Standing in the art-soaked splendor of a Milanese parlor as an array of A-list Italian business leaders listened intently, Howard D. Schultz, chairman and chief executive of Starbucks, recited a remarkable statistic on Friday: Each week, roughly 90 million people pass through a Starbucks somewhere on earth.
Equally remarkable, given that Starbucks operates in 70 countries, is this: Not one of those people is in Italy, a country where coffee culture is central to daily life, and that represents something of a coffee holy grail to Schultz.
Italy, land of the perfect espresso and the exquisitely frothy cappuccino, is a Starbucks-free nation. Or it was. Schultz swooped into Milan during Fashion Week to announce that Starbucks would open its first coffee shop in Italy early next year, in Milan.
Given that Starbucks is opening 500 stores a year in China, the Milan venture might seem like a nice little ornament. But for Schultz, coming to Italy is personal. It is also delicate - and a bit of a risk.
“There are very few markets and stores that I’m as intimately involved in as this,” he said in an interview after the announcement. He added, “We’re going to come here with great humility.”
Starbucks has always been careful in Europe, aware that the continent’s coffee aficionados have refined tastes and an abundance of good coffee shops - and might take offense at the idea that an American company is needed for a better espresso.

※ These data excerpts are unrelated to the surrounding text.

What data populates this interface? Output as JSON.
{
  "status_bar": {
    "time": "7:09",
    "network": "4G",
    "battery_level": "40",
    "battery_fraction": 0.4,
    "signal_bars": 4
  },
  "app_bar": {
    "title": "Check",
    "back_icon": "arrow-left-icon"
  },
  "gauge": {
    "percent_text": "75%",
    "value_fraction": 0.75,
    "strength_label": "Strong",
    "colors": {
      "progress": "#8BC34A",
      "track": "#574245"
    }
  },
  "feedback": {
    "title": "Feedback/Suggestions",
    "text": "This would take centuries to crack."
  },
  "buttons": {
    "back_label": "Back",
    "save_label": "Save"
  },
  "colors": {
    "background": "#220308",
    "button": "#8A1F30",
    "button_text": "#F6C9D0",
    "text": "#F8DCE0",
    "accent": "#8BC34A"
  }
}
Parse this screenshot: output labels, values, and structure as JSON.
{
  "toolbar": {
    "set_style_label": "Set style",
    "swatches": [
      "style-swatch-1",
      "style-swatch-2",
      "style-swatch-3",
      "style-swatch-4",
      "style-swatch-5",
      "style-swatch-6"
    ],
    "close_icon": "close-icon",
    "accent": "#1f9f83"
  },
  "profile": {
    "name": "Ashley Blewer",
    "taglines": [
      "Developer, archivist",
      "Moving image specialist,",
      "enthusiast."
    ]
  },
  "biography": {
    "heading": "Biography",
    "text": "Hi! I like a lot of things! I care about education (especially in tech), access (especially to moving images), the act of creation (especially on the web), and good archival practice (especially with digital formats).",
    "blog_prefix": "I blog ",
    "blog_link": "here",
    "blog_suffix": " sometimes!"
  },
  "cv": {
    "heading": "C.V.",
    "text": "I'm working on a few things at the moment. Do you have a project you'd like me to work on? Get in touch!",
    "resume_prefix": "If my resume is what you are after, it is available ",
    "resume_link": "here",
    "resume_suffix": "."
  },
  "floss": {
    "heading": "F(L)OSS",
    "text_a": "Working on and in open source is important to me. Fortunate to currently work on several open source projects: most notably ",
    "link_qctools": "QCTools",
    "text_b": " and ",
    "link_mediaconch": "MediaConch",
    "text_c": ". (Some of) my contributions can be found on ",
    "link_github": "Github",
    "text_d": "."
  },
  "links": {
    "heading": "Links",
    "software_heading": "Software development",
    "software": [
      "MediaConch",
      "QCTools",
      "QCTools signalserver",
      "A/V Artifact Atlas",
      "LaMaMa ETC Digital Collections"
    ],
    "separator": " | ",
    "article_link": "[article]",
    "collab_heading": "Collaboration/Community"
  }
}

Yet Starbucks has marched successfully into Britain, France and Germany. Italy, though, is Italy. "I think young people will try it out, for curiosity," said Orlando Chiari, the 82-year-old owner of Camparino, a century-old coffee bar in central Milan, "but I doubt it will become a major player in Italy."
Word began to leak out in October that Starbucks was looking at Italy. The company will partner with Percassi, the Italian retail and real estate group, which will own and operate the stores as licensee. Schultz said the first store in Milan would open early next year, followed by others in the city before the company expands elsewhere in Italy.